Mince et aérienne comme un elfe, la fille semblait fort étrange aux yeux de Leo. Ses cheveux courts et soyeux encadraient son visage ovale pour descendre en pointe au bas de la nuque. Ils étaient si épais que Leo songea à la fourrure d’un chat.

L’autre fille, aussi blonde que l’autre était brune, n’avait pas de bébé. C’est elle qui, la première, s’aperçut de leur arrivée. Elle sourit.

— On a de la compagnie, Claire.

Le visage de la brune s’illumina.

— Tony ! s’exclama-t-elle, ravie.

Le bébé relâcha trois de ses mains et les agita frénétiquement.

— D’accord, dit la jeune femme en riant. Tu veux voler vers papa, hein ?

Elle détacha la laisse reliant le harnais du petit à sa ceinture et souleva le bébé à bout de bras.

— Tu vas voir papa, Andy ? Tu voles ?

Le bébé accueillit la proposition en battant des quatre mains avec de petits cris de ravissement. Elle le poussa vers Tony qui le reçut dans ses bras avec un sourire extatique sous les yeux étonnés de Leo.

— Tu veux voler vers maman ? demanda-t-il à son tour.

— Ah ah… acquiesça Andy.

Tony le souleva, puis lui étira doucement les bras – en étoile de mer, songea Leo – et le poussa en lui imprimant un mouvement de rotation. Le bébé tournoya comme un Frisbee vers sa mère en gazouillant de plus belle.

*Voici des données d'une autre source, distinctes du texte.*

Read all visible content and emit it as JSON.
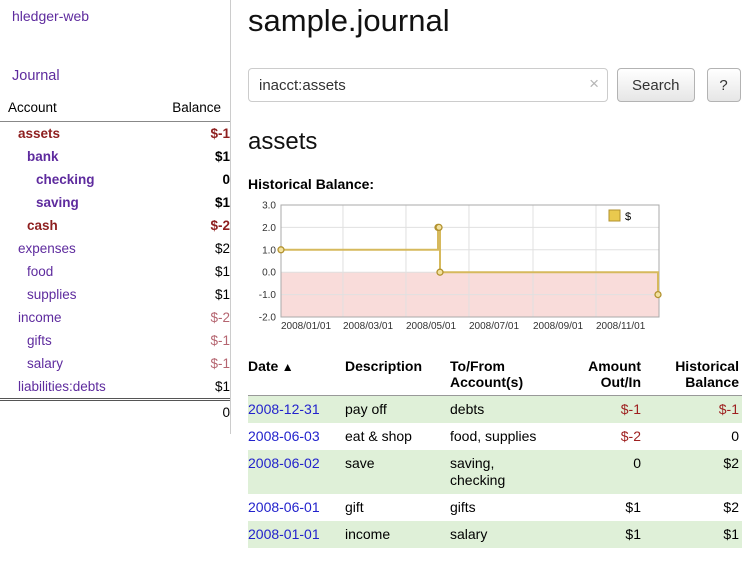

Claire le renvoya une fois de plus vers son père – incroyable de penser que ce blondinet pût être déjà père – puis le suivit pour aller prendre la main que lui tendait Tony… et la garder dans la sienne.

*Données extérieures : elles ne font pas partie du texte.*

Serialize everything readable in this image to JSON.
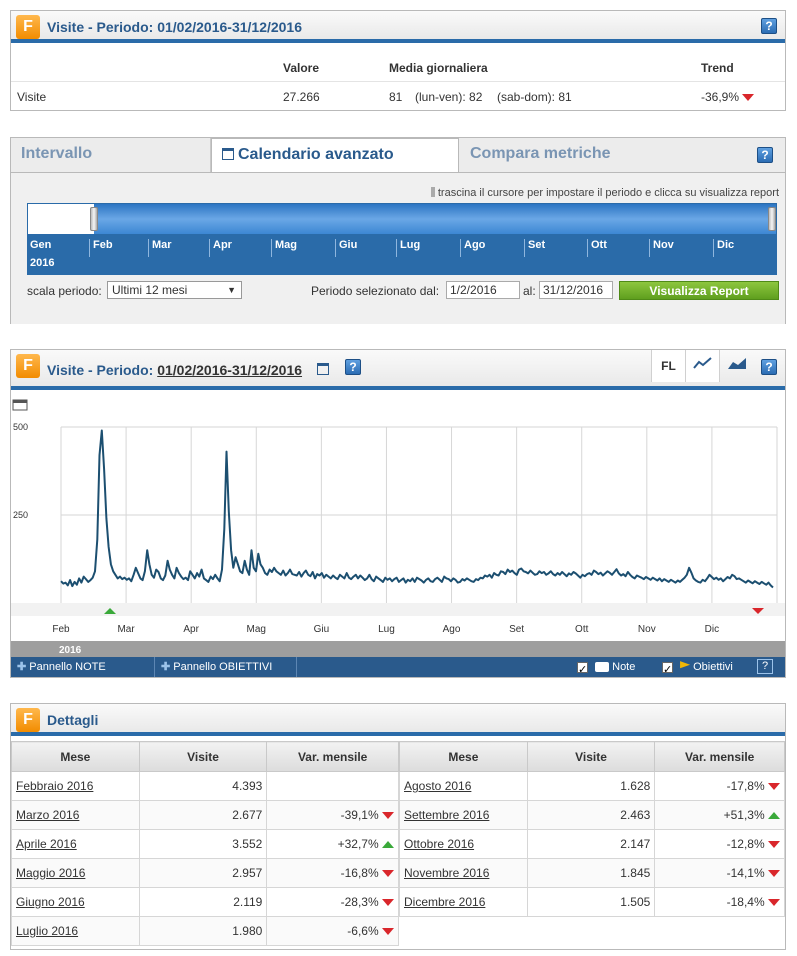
{
  "summary": {
    "title": "Visite - Periodo: 01/02/2016-31/12/2016",
    "headers": {
      "valore": "Valore",
      "media": "Media giornaliera",
      "trend": "Trend"
    },
    "row": {
      "label": "Visite",
      "valore": "27.266",
      "media": "81",
      "lunven": "(lun-ven): 82",
      "sabdom": "(sab-dom): 81",
      "trend": "-36,9%"
    },
    "help": "?"
  },
  "calendar": {
    "tabs": [
      "Intervallo",
      "Calendario avanzato",
      "Compara metriche"
    ],
    "hint": "trascina il cursore per impostare il periodo e clicca su visualizza report",
    "months": [
      "Gen",
      "Feb",
      "Mar",
      "Apr",
      "Mag",
      "Giu",
      "Lug",
      "Ago",
      "Set",
      "Ott",
      "Nov",
      "Dic"
    ],
    "year": "2016",
    "scale_label": "scala periodo:",
    "scale_value": "Ultimi 12 mesi",
    "period_label": "Periodo selezionato dal:",
    "from": "1/2/2016",
    "to_label": "al:",
    "to": "31/12/2016",
    "button": "Visualizza Report",
    "help": "?"
  },
  "chart_panel": {
    "title_prefix": "Visite - Periodo:",
    "title_period": "01/02/2016-31/12/2016",
    "fl_label": "FL",
    "help": "?",
    "year": "2016",
    "notes_button": "Pannello NOTE",
    "goals_button": "Pannello OBIETTIVI",
    "notes_check": "Note",
    "goals_check": "Obiettivi",
    "info": "?"
  },
  "chart_data": {
    "type": "line",
    "x_ticks": [
      "Feb",
      "Mar",
      "Apr",
      "Mag",
      "Giu",
      "Lug",
      "Ago",
      "Set",
      "Ott",
      "Nov",
      "Dic"
    ],
    "y_ticks": [
      "500",
      "250"
    ],
    "ylim": [
      0,
      500
    ],
    "grid": true,
    "series": [
      {
        "values": [
          62,
          55,
          58,
          50,
          65,
          48,
          60,
          52,
          70,
          58,
          75,
          68,
          60,
          65,
          72,
          90,
          180,
          420,
          490,
          380,
          240,
          160,
          110,
          90,
          80,
          70,
          75,
          68,
          72,
          66,
          70,
          62,
          80,
          100,
          85,
          70,
          65,
          90,
          150,
          110,
          80,
          72,
          95,
          88,
          70,
          65,
          78,
          120,
          95,
          80,
          70,
          100,
          85,
          75,
          68,
          72,
          65,
          90,
          80,
          70,
          85,
          75,
          95,
          70,
          65,
          60,
          75,
          68,
          80,
          70,
          62,
          95,
          210,
          430,
          260,
          150,
          100,
          130,
          110,
          90,
          85,
          120,
          95,
          80,
          150,
          100,
          90,
          140,
          110,
          100,
          85,
          80,
          95,
          88,
          100,
          90,
          85,
          80,
          92,
          78,
          85,
          95,
          82,
          80,
          78,
          88,
          75,
          85,
          92,
          80,
          76,
          88,
          70,
          82,
          78,
          85,
          72,
          80,
          75,
          70,
          78,
          72,
          68,
          80,
          75,
          70,
          85,
          72,
          68,
          75,
          80,
          70,
          78,
          72,
          65,
          70,
          80,
          68,
          62,
          75,
          70,
          65,
          60,
          72,
          66,
          70,
          62,
          68,
          72,
          60,
          65,
          70,
          58,
          66,
          62,
          70,
          60,
          72,
          68,
          64,
          58,
          66,
          70,
          62,
          60,
          68,
          72,
          66,
          60,
          75,
          70,
          68,
          62,
          70,
          66,
          58,
          60,
          68,
          64,
          70,
          66,
          62,
          60,
          68,
          65,
          72,
          70,
          78,
          75,
          80,
          72,
          85,
          80,
          78,
          90,
          88,
          82,
          95,
          88,
          92,
          85,
          80,
          95,
          98,
          90,
          88,
          84,
          92,
          86,
          80,
          82,
          90,
          85,
          88,
          80,
          84,
          90,
          82,
          78,
          85,
          80,
          88,
          82,
          76,
          84,
          80,
          88,
          84,
          78,
          72,
          80,
          76,
          82,
          85,
          80,
          92,
          88,
          82,
          86,
          78,
          84,
          90,
          86,
          80,
          88,
          96,
          84,
          78,
          82,
          76,
          88,
          80,
          74,
          70,
          78,
          75,
          72,
          68,
          74,
          70,
          66,
          72,
          68,
          64,
          70,
          62,
          68,
          64,
          60,
          66,
          62,
          58,
          64,
          60,
          66,
          72,
          80,
          100,
          86,
          70,
          64,
          60,
          58,
          66,
          62,
          70,
          80,
          74,
          68,
          72,
          66,
          70,
          62,
          68,
          74,
          70,
          80,
          76,
          68,
          70,
          66,
          62,
          58,
          64,
          60,
          56,
          62,
          58,
          54,
          60,
          56,
          52,
          58,
          50,
          44
        ]
      }
    ]
  },
  "details": {
    "title": "Dettagli",
    "headers": [
      "Mese",
      "Visite",
      "Var. mensile"
    ],
    "left": [
      {
        "mese": "Febbraio 2016",
        "visite": "4.393",
        "var": "",
        "dir": ""
      },
      {
        "mese": "Marzo 2016",
        "visite": "2.677",
        "var": "-39,1%",
        "dir": "down"
      },
      {
        "mese": "Aprile 2016",
        "visite": "3.552",
        "var": "+32,7%",
        "dir": "up"
      },
      {
        "mese": "Maggio 2016",
        "visite": "2.957",
        "var": "-16,8%",
        "dir": "down"
      },
      {
        "mese": "Giugno 2016",
        "visite": "2.119",
        "var": "-28,3%",
        "dir": "down"
      },
      {
        "mese": "Luglio 2016",
        "visite": "1.980",
        "var": "-6,6%",
        "dir": "down"
      }
    ],
    "right": [
      {
        "mese": "Agosto 2016",
        "visite": "1.628",
        "var": "-17,8%",
        "dir": "down"
      },
      {
        "mese": "Settembre 2016",
        "visite": "2.463",
        "var": "+51,3%",
        "dir": "up"
      },
      {
        "mese": "Ottobre 2016",
        "visite": "2.147",
        "var": "-12,8%",
        "dir": "down"
      },
      {
        "mese": "Novembre 2016",
        "visite": "1.845",
        "var": "-14,1%",
        "dir": "down"
      },
      {
        "mese": "Dicembre 2016",
        "visite": "1.505",
        "var": "-18,4%",
        "dir": "down"
      }
    ]
  }
}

— Claire, je te présente M. Graf, déclara Tony avec fierté, comme s’il exhibait un prix d’excellence. Il va m’enseigner les techniques de pointe de la soudure. Monsieur Graf, je vous présente Claire. Et notre fils Andy.

Andy avait grimpé sur la tête de son père et s’accrochait d’une main à ses cheveux et d’une autre à son oreille, sans quitter Leo de ses yeux ronds.

— Claire a été choisie pour être la première mère naturelle parmi nous, annonça-t-il.

— Ainsi que quatre autres filles, précisa Claire avec modestie.

— Elle était à la section Soudure aussi, mais elle ne peut plus travailler à l’extérieur, maintenant. Depuis la naissance d’Andy, elle navigue entre les services d’entretien, de technologie nutritionnelle et d’hydroponique.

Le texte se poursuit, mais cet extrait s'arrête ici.